US 10,891,949 B2
Vehicle language processing
Praveen Narayanan, San Jose, CA (US); Lisa Scaria, Milpitas, CA (US); Ryan Burke, Palo Alto, CA (US); Francois Charette, Tracy, CA (US); Punarjay Chakravarty, Mountain View, CA (US); and Kaushik Balakrishnan, Mountain View, CA (US)
Assigned to FORD GLOBAL TECHNOLOGIES, LLC, Dearborn, MI (US)
Filed by Ford Global Technologies, LLC, Dearborn, MI (US)
Filed on Sep. 10, 2018, as Appl. No. 16/125,944.
Prior Publication US 2020/0082817 A1, Mar. 12, 2020
Int. Cl. G10L 21/00 (2013.01); G10L 15/22 (2006.01); G10L 15/16 (2006.01); G10L 25/21 (2013.01); G10L 15/30 (2013.01); G06N 3/04 (2006.01); G06N 3/08 (2006.01); B60W 10/04 (2006.01); B60W 10/20 (2006.01); B60W 10/18 (2012.01); B60W 50/10 (2012.01); B60W 50/00 (2006.01)
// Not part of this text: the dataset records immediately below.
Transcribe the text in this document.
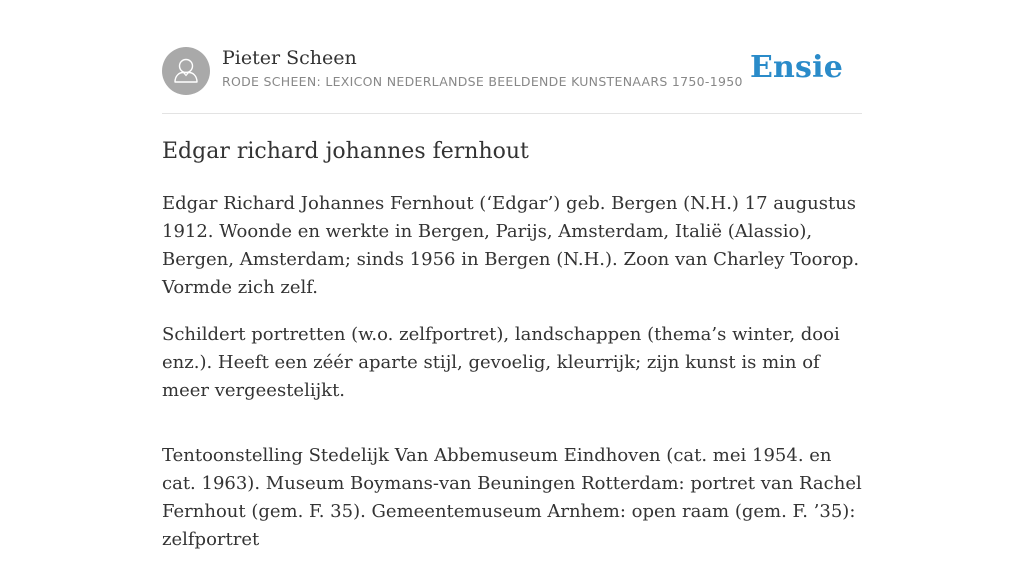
Pieter Scheen
RODE SCHEEN: LEXICON NEDERLANDSE BEELDENDE KUNSTENAARS 1750-1950 Ensie
Edgar richard johannes fernhout

Edgar Richard Johannes Fernhout (‘Edgar’) geb. Bergen (N.H.) 17 augustus 1912. Woonde en werkte in Bergen, Parijs, Amsterdam, Italië (Alassio), Bergen, Amsterdam; sinds 1956 in Bergen (N.H.). Zoon van Charley Toorop. Vormde zich zelf.

Schildert portretten (w.o. zelfportret), landschappen (thema’s winter, dooi enz.). Heeft een zéér aparte stijl, gevoelig, kleurrijk; zijn kunst is min of meer vergeestelijkt.

Tentoonstelling Stedelijk Van Abbemuseum Eindhoven (cat. mei 1954. en cat. 1963). Museum Boymans-van Beuningen Rotterdam: portret van Rachel Fernhout (gem. F. 35). Gemeentemuseum Arnhem: open raam (gem. F. ’35): zelfportret
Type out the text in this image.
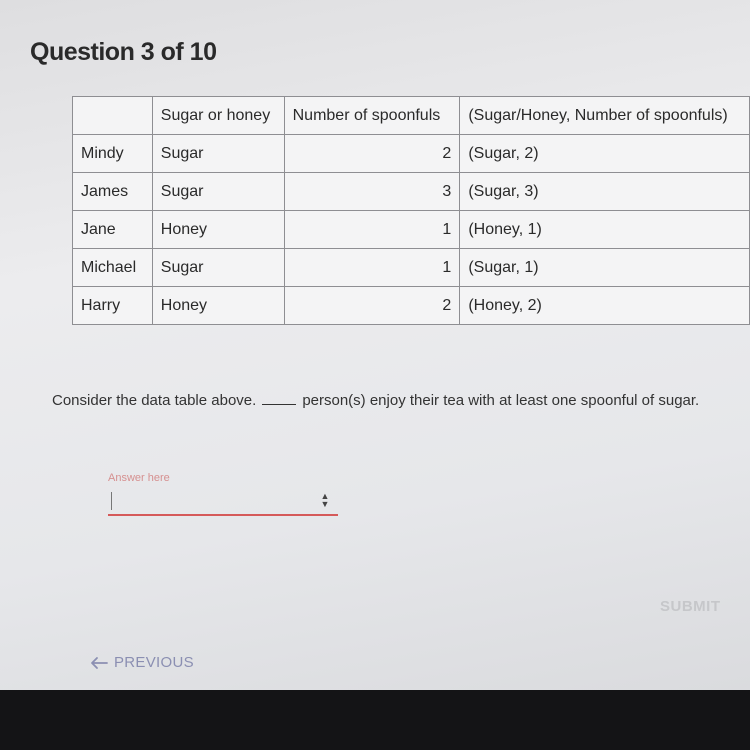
Question 3 of 10
	Sugar or honey	Number of spoonfuls	(Sugar/Honey, Number of spoonfuls)
Mindy	Sugar	2	(Sugar, 2)
James	Sugar	3	(Sugar, 3)
Jane	Honey	1	(Honey, 1)
Michael	Sugar	1	(Sugar, 1)
Harry	Honey	2	(Honey, 2)
Consider the data table above.	person(s) enjoy their tea with at least one spoonful of sugar.
Answer here
▲
▼
SUBMIT
PREVIOUS
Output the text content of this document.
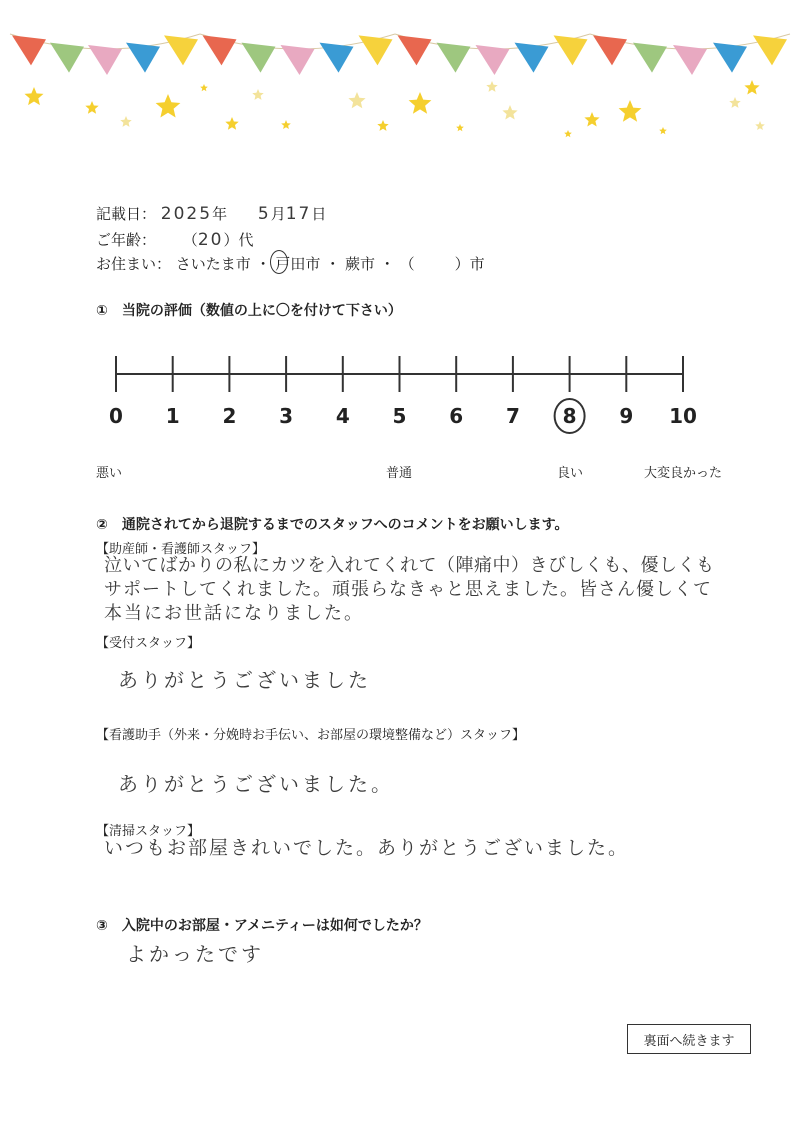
記載日： 2025年 5月17日
ご年齢： （20）代
お住まい： さいたま市 ・ 戸田市 ・ 蕨市 ・ （	）市
①　当院の評価（数値の上に〇を付けて下さい）
0 1 2 3 4 5 6 7 8 9 10
悪い	普通	良い	大変良かった
②　通院されてから退院するまでのスタッフへのコメントをお願いします。
【助産師・看護師スタッフ】
泣いてばかりの私にカツを入れてくれて（陣痛中）きびしくも、優しくも
サポートしてくれました。頑張らなきゃと思えました。皆さん優しくて
本当にお世話になりました。
【受付スタッフ】
ありがとうございました
【看護助手（外来・分娩時お手伝い、お部屋の環境整備など）スタッフ】
ありがとうございました。
【清掃スタッフ】
いつもお部屋きれいでした。ありがとうございました。
③　入院中のお部屋・アメニティーは如何でしたか？
よかったです
裏面へ続きます
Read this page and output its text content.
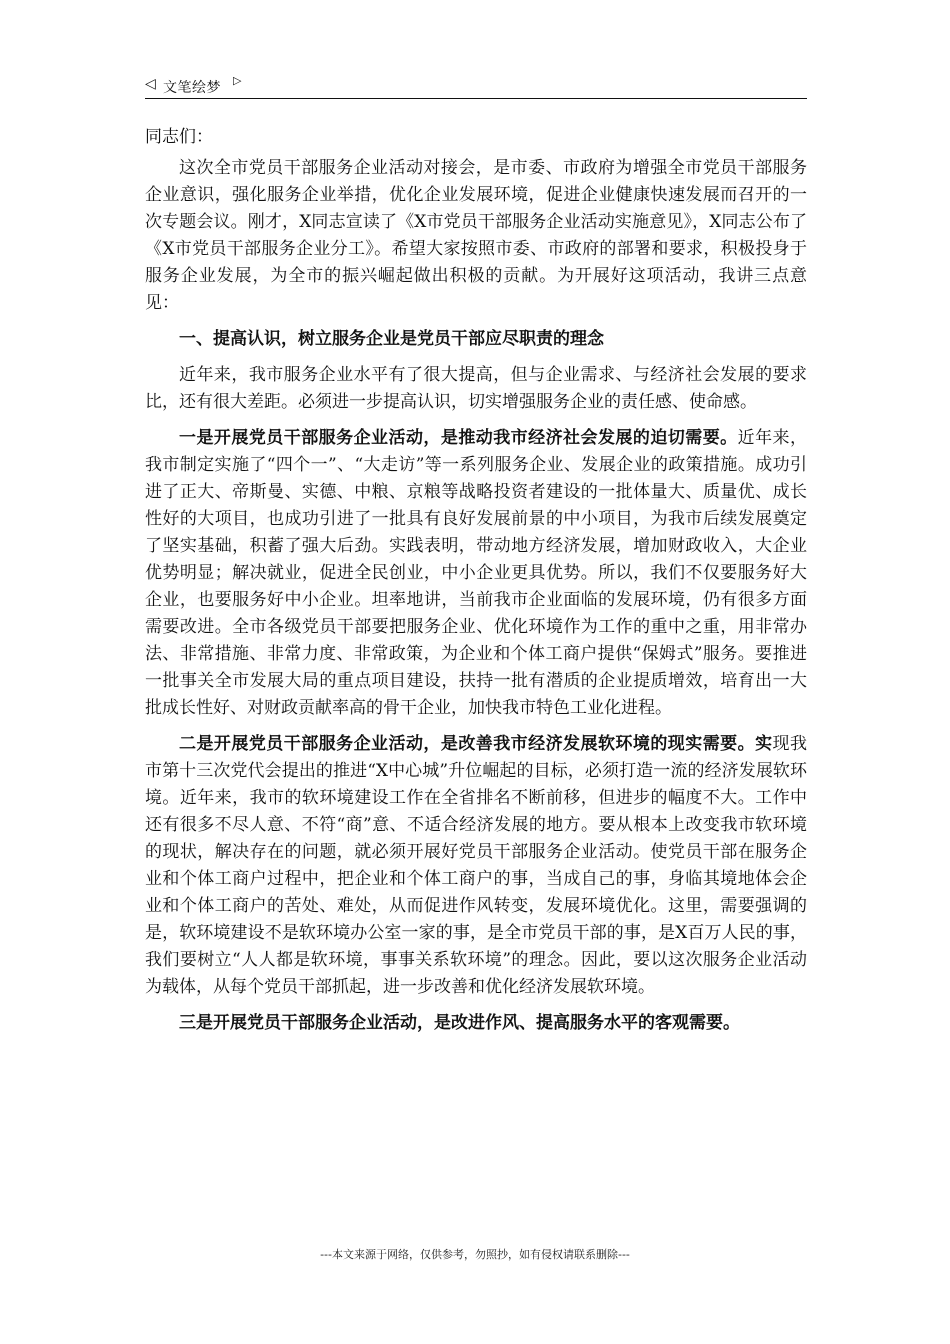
◁ 文笔绘梦 ▷

同志们：

这次全市党员干部服务企业活动对接会，是市委、市政府为增强全市党员干部服务企业意识，强化服务企业举措，优化企业发展环境，促进企业健康快速发展而召开的一次专题会议。刚才，X同志宣读了《X市党员干部服务企业活动实施意见》，X同志公布了《X市党员干部服务企业分工》。希望大家按照市委、市政府的部署和要求，积极投身于服务企业发展，为全市的振兴崛起做出积极的贡献。为开展好这项活动，我讲三点意见：

一、提高认识，树立服务企业是党员干部应尽职责的理念

近年来，我市服务企业水平有了很大提高，但与企业需求、与经济社会发展的要求比，还有很大差距。必须进一步提高认识，切实增强服务企业的责任感、使命感。

一是开展党员干部服务企业活动，是推动我市经济社会发展的迫切需要。近年来，我市制定实施了“四个一”、“大走访”等一系列服务企业、发展企业的政策措施。成功引进了正大、帝斯曼、实德、中粮、京粮等战略投资者建设的一批体量大、质量优、成长性好的大项目，也成功引进了一批具有良好发展前景的中小项目，为我市后续发展奠定了坚实基础，积蓄了强大后劲。实践表明，带动地方经济发展，增加财政收入，大企业优势明显；解决就业，促进全民创业，中小企业更具优势。所以，我们不仅要服务好大企业，也要服务好中小企业。坦率地讲，当前我市企业面临的发展环境，仍有很多方面需要改进。全市各级党员干部要把服务企业、优化环境作为工作的重中之重，用非常办法、非常措施、非常力度、非常政策，为企业和个体工商户提供“保姆式”服务。要推进一批事关全市发展大局的重点项目建设，扶持一批有潜质的企业提质增效，培育出一大批成长性好、对财政贡献率高的骨干企业，加快我市特色工业化进程。

二是开展党员干部服务企业活动，是改善我市经济发展软环境的现实需要。实现我市第十三次党代会提出的推进“X中心城”升位崛起的目标，必须打造一流的经济发展软环境。近年来，我市的软环境建设工作在全省排名不断前移，但进步的幅度不大。工作中还有很多不尽人意、不符“商”意、不适合经济发展的地方。要从根本上改变我市软环境的现状，解决存在的问题，就必须开展好党员干部服务企业活动。使党员干部在服务企业和个体工商户过程中，把企业和个体工商户的事，当成自己的事，身临其境地体会企业和个体工商户的苦处、难处，从而促进作风转变，发展环境优化。这里，需要强调的是，软环境建设不是软环境办公室一家的事，是全市党员干部的事，是X百万人民的事，我们要树立“人人都是软环境，事事关系软环境”的理念。因此，要以这次服务企业活动为载体，从每个党员干部抓起，进一步改善和优化经济发展软环境。

三是开展党员干部服务企业活动，是改进作风、提高服务水平的客观需要。

---本文来源于网络，仅供参考，勿照抄，如有侵权请联系删除---
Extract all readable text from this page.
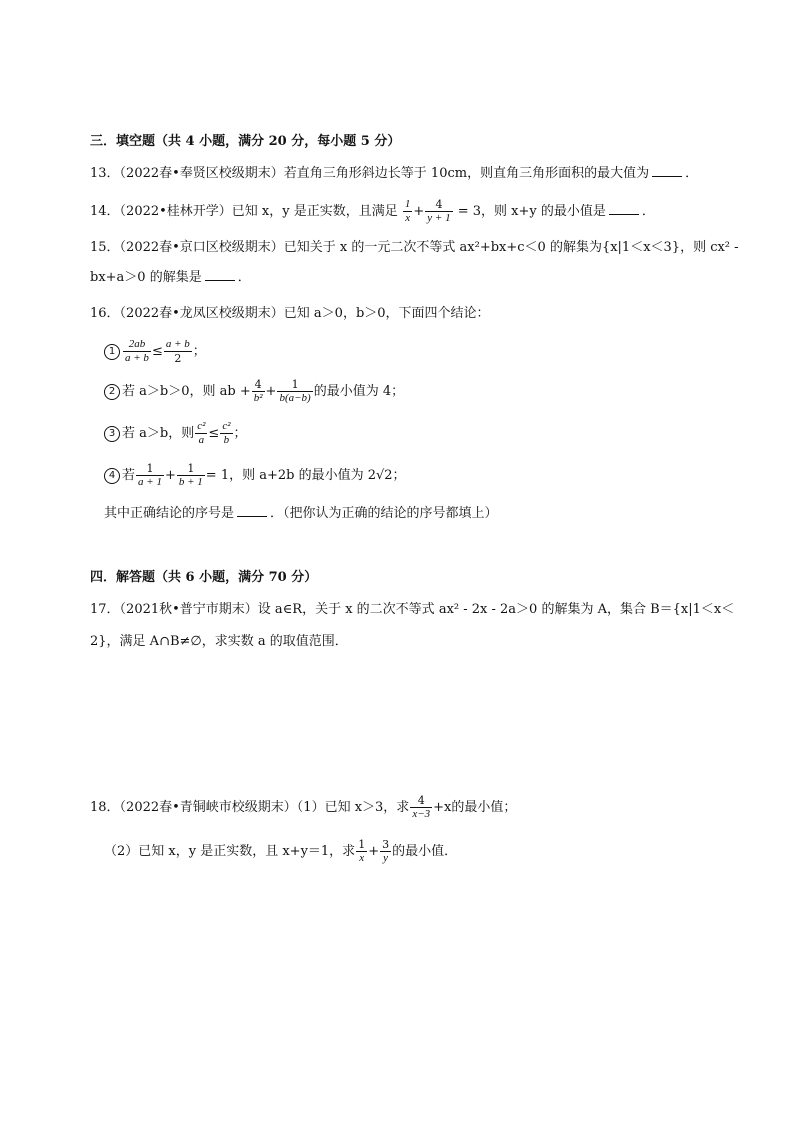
三．填空题（共 4 小题，满分 20 分，每小题 5 分）
13．（2022春•奉贤区校级期末）若直角三角形斜边长等于 10cm，则直角三角形面积的最大值为	．
14．（2022•桂林开学）已知 x，y 是正实数，且满足 $\frac{1}{x} + \frac{4}{y + 1} = 3$，则 x+y 的最小值是	．
15．（2022春•京口区校级期末）已知关于 x 的一元二次不等式 ax²+bx+c＜0 的解集为{x|1＜x＜3}，则 cx² -
bx+a＞0 的解集是	．
16．（2022春•龙凤区校级期末）已知 a＞0，b＞0，下面四个结论：
$1 \frac{2ab}{a + b} \le \frac{a + b}{2}$ ；
2 若 a＞b＞0，则 ab + $\frac{4}{\text{b²}} + \frac{1}{b(a-b)}$ 的最小值为 4；
3 若 a＞b，则 $\frac{\text{c²}}{a} \le \frac{\text{c²}}{b}$ ；
4 若 $\frac{1}{a + 1} + \frac{1}{b + 1} = 1$，则 a+2b 的最小值为 2√2；
其中正确结论的序号是	．（把你认为正确的结论的序号都填上）
四．解答题（共 6 小题，满分 70 分）
17．（2021秋•普宁市期末）设 a∈R，关于 x 的二次不等式 ax² - 2x - 2a＞0 的解集为 A，集合 B＝{x|1＜x＜
2}，满足 A∩B≠∅，求实数 a 的取值范围．
18．（2022春•青铜峡市校级期末）（1）已知 x＞3，求 $\frac{4}{x-3} +x$的最小值；
（2）已知 x，y 是正实数，且 x+y＝1，求 $\frac{1}{x} + \frac{3}{y}$ 的最小值．
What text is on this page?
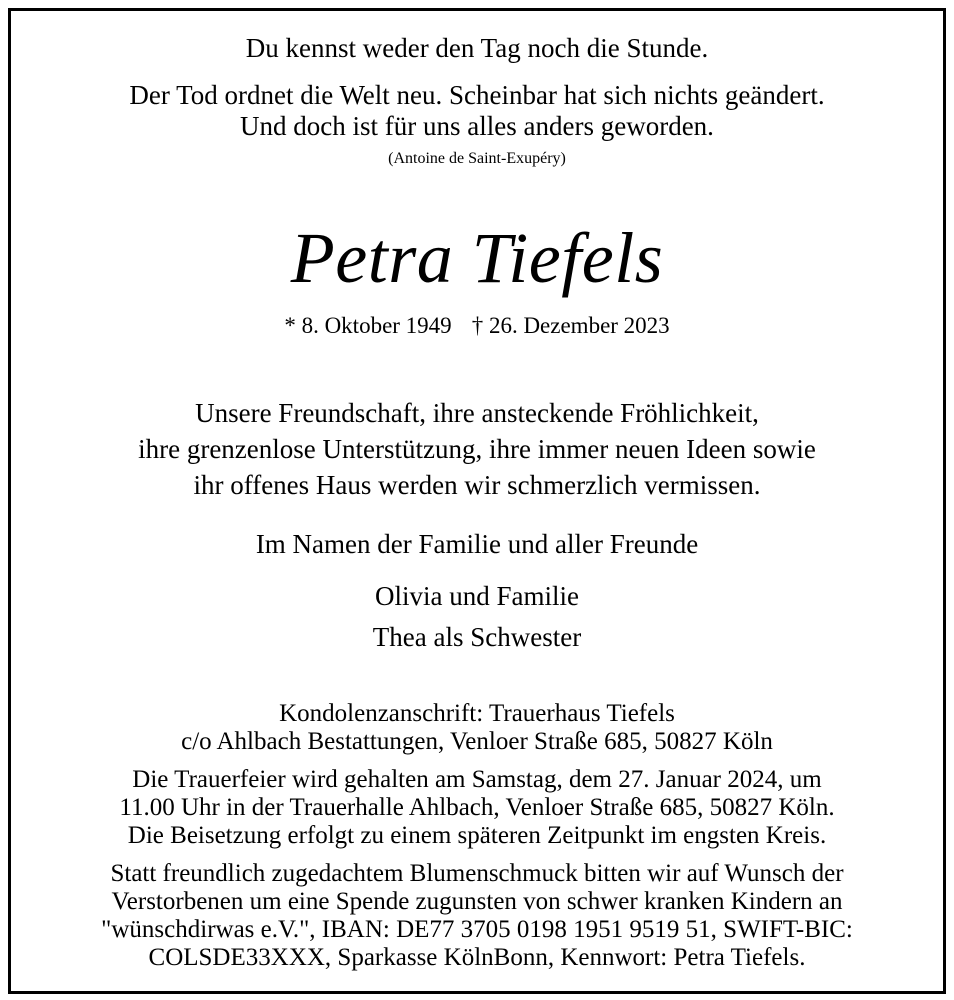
Du kennst weder den Tag noch die Stunde.
Der Tod ordnet die Welt neu. Scheinbar hat sich nichts geändert.
Und doch ist für uns alles anders geworden.
(Antoine de Saint-Exupéry)
Petra Tiefels
* 8. Oktober 1949 † 26. Dezember 2023
Unsere Freundschaft, ihre ansteckende Fröhlichkeit,
ihre grenzenlose Unterstützung, ihre immer neuen Ideen sowie
ihr offenes Haus werden wir schmerzlich vermissen.
Im Namen der Familie und aller Freunde
Olivia und Familie
Thea als Schwester
Kondolenzanschrift: Trauerhaus Tiefels
c/o Ahlbach Bestattungen, Venloer Straße 685, 50827 Köln
Die Trauerfeier wird gehalten am Samstag, dem 27. Januar 2024, um
11.00 Uhr in der Trauerhalle Ahlbach, Venloer Straße 685, 50827 Köln.
Die Beisetzung erfolgt zu einem späteren Zeitpunkt im engsten Kreis.
Statt freundlich zugedachtem Blumenschmuck bitten wir auf Wunsch der
Verstorbenen um eine Spende zugunsten von schwer kranken Kindern an
"wünschdirwas e.V.", IBAN: DE77 3705 0198 1951 9519 51, SWIFT-BIC:
COLSDE33XXX, Sparkasse KölnBonn, Kennwort: Petra Tiefels.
CPC G10L 15/22 (2013.01) [B60W 10/04 (2013.01); B60W 10/18 (2013.01); B60W 10/20 (2013.01); B60W 50/10 (2013.01); G06N 3/04 (2013.01); G06N 3/08 (2013.01); G10L 15/16 (2013.01); G10L 15/30 (2013.01); G10L 25/21 (2013.01); B60W 2050/007 (2013.01); B60W 2540/21 (2020.02); G10L 2015/223 (2013.01)] 20 Claims
OG exemplary drawing
 
1. A method, comprising:
receiving a spoken language command in response to emitting a spoken language cue;
training a neural network (NN) at least in part by inputting mel-frequency data from the spoken language command combined with a loss function to a convolutional filter bank that outputs modified mel-frequency data to a bidirectional long short-term memory that in turn outputs audio spectrum data to determine a vehicle command using a generalized adversarial neural network (GAN) that determines a loss function by a combination of a binary classification of the output audio spectrum data as one of real or fake and a ground truth-based loss;
processing the spoken language command with the NN to determine the vehicle command; and
operating a vehicle based on the vehicle command.